Atualizado em 23 Janeiro, 2024
Como é que um bolo em forma de pénis se tornou o símbolo, até a mascote, de uma cidade ultraconservadora? Hoje visitamos Amarante, em busca dos “quilhõezinhos de São Gonçalo”
O Tâmega empresta um tom bucólico à cidade, ali a meia hora do Porto. As lânguidas margens do aéreo rio, para recordar o verso de Teixeira de Pascoaes que aludia à neblina que dele se ergue, estão belamente emolduradas por elegantes choupos.
Reza a história que foi São Gonçalo, em 1250, que mandou construir uma travessia entre as duas margens. Uma ponte que se desmoronou no século XVIII devido às cheias, que foi recuperada e, entretanto, assistiu a dramáticos episódios da História. Foi ali que o exército português resistiu ao invasor napoleónico, que acabou por ocupar e incendiar a cidade (1809). Ali se deu também um embate decisivo da guerra civil, 25 anos depois.

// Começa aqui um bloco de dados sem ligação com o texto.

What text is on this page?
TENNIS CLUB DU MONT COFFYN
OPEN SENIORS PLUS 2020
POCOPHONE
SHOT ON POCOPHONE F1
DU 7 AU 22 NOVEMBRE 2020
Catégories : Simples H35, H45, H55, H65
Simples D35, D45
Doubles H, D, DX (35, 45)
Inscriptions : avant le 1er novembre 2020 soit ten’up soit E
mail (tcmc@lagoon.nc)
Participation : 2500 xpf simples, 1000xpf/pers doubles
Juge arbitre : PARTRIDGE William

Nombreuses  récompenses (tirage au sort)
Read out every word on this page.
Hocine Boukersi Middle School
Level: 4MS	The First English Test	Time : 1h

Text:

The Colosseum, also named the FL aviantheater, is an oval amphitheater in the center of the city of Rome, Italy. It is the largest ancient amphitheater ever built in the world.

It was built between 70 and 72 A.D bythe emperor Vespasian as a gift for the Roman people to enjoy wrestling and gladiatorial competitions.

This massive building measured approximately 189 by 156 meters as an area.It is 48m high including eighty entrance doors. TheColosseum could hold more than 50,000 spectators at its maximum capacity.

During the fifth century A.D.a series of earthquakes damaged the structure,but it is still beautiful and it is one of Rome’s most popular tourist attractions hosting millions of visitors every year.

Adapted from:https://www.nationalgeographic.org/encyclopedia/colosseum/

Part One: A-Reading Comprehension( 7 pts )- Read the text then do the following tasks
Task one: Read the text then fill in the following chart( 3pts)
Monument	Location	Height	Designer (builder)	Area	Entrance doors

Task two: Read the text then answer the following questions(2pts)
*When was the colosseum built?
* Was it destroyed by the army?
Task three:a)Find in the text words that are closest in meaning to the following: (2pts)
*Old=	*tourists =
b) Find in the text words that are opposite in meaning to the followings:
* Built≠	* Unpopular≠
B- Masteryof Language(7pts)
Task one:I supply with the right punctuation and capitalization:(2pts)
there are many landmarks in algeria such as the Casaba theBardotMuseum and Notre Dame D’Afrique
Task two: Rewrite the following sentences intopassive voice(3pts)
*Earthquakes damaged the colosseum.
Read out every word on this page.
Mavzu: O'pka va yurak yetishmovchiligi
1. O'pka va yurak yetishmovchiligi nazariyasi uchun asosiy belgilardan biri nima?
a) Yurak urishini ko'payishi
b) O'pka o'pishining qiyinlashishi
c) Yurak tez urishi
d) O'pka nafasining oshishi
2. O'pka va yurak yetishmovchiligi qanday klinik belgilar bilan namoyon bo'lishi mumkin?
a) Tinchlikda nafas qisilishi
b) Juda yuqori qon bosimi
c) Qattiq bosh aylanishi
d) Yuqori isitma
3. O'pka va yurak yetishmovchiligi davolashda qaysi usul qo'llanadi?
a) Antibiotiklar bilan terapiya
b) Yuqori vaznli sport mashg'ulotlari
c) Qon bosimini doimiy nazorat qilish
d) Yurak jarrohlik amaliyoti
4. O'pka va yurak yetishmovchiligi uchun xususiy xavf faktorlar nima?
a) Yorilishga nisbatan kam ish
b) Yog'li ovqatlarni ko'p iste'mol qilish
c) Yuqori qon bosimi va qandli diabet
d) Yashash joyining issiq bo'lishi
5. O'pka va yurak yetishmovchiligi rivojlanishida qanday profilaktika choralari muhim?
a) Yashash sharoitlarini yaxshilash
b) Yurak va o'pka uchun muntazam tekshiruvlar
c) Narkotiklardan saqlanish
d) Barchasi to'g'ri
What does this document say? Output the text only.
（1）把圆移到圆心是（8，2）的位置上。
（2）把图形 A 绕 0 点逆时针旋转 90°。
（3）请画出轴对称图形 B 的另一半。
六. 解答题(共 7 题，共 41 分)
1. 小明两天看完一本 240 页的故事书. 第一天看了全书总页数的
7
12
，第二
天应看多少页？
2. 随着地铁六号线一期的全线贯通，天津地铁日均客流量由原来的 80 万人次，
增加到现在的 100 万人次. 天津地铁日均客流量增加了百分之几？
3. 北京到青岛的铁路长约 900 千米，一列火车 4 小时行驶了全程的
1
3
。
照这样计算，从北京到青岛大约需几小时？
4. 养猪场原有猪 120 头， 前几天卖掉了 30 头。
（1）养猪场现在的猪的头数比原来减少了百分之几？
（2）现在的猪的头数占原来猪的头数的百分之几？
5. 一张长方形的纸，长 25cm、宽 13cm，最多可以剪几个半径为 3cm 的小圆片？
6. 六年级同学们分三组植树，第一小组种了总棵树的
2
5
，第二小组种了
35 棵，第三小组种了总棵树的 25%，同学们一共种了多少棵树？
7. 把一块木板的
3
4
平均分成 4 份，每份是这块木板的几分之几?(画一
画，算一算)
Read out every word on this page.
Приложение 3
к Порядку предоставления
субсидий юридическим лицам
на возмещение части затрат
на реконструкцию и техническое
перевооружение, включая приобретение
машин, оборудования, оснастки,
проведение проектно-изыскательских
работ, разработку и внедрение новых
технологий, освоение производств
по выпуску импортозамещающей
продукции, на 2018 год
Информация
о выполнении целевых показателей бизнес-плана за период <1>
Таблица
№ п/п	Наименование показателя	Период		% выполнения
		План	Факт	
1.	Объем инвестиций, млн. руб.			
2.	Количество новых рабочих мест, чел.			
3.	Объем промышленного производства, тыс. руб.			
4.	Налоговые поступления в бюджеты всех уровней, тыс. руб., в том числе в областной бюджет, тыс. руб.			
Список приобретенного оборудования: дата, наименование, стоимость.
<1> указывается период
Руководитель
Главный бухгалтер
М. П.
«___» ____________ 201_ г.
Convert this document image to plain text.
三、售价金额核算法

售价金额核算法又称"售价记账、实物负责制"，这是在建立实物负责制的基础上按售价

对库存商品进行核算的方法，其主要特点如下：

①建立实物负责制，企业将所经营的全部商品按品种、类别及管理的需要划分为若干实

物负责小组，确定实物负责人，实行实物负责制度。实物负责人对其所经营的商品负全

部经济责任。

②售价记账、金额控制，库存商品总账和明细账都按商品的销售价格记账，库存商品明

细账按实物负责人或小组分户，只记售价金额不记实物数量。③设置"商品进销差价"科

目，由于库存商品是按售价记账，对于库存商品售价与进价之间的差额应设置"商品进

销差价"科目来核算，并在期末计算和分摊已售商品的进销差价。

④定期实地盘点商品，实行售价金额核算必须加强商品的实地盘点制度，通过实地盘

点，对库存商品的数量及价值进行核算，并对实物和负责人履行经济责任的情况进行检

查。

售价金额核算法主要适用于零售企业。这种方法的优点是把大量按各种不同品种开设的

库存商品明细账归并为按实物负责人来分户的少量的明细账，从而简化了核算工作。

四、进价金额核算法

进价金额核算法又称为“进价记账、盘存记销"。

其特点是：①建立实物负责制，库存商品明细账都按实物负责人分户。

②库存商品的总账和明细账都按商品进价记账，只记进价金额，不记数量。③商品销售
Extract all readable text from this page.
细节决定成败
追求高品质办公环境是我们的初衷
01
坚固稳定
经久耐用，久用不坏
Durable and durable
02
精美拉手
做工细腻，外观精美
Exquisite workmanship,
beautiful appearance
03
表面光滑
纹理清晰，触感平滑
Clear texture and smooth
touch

Mas nada disso nos ocupa o espírito enquanto atravessamos a ponte, conquistados pelo majestoso Convento de S. Gonçalo no fim do caminho. O olhar pousa na Varanda dos Reis, com as estátuas dos quatro monarcas que reinaram durante os 200 anos da construção da igreja. São eles D. Sebastião, D. João III, D. Catarina e D. Filipe I.
O religioso infunde carácter à cidade de Amarante, que nasceu com a chegada de um certo Gonçalo, no século XIII. Dominicano e evangelizador no Médio Oriente, a sua fama de santidade atraiu gente e peregrinos, que se desviavam do caminho de Santiago para o ouvirem.
Os conventos e mosteiros multiplicaram-se na região – incluindo o belo Mosteiro do Salvador de Travanca e o Mosteiro de São Martinho de Mancelos, que visitámos recentemente – e São Gonçalo, embora não fosse amarantino, tornou-se uma figura maior da cidade. Recorde A Nossa Rota do Românico
S. Gonçalo casamenteiro
No recolhimento da igreja, junto ao altar, repousa o túmulo deste Gonçalo que o Vaticano chama de beato, mas que o povo decidiu elevar a santo. Obviamente, ali mora a sua imagem que é alvo de particular atenção das solteironas mais velhas. Reza a lenda que quem puxar o seu cordão encontrará marido no prazo de um ano. Outros dizem que é preciso tocar no túmulo…
São Gonçalo de Amarante
Casai-me que bem podeis
Já tenho teias de aranha
Naquilo que vós sabeis
Esta tradição casamenteira está intimamente ligada aos doces fálicos, enquanto representação icónica associada às preces e rituais para arranjar noivo. Não se sabe muito bem como começou tal aura prodigiosa, mas causa alguma apreensão às raparigas mais novas, de cujas queixas ficou a célebre quadra, cantada na romaria dos primeiros dias de Junho:
São Gonçalo de Amarante
Casamenteiro das velhas
Porque não casais as novas
Que mal vos fizeram elas?
Longe vão os tempos em que os quilhõezinhos de S. Gonçalo se ofereciam às escondidas (durante o Estado Novo foram considerados obscenos e um atentado à moral) ou se vendiam apenas na rua durante as romarias. Pastelarias como a Confeitaria Tinoca apropriaram-se do doce, elevando-o à categoria gourmet, e as lojas de artesanato transformaram-no em souvenirs.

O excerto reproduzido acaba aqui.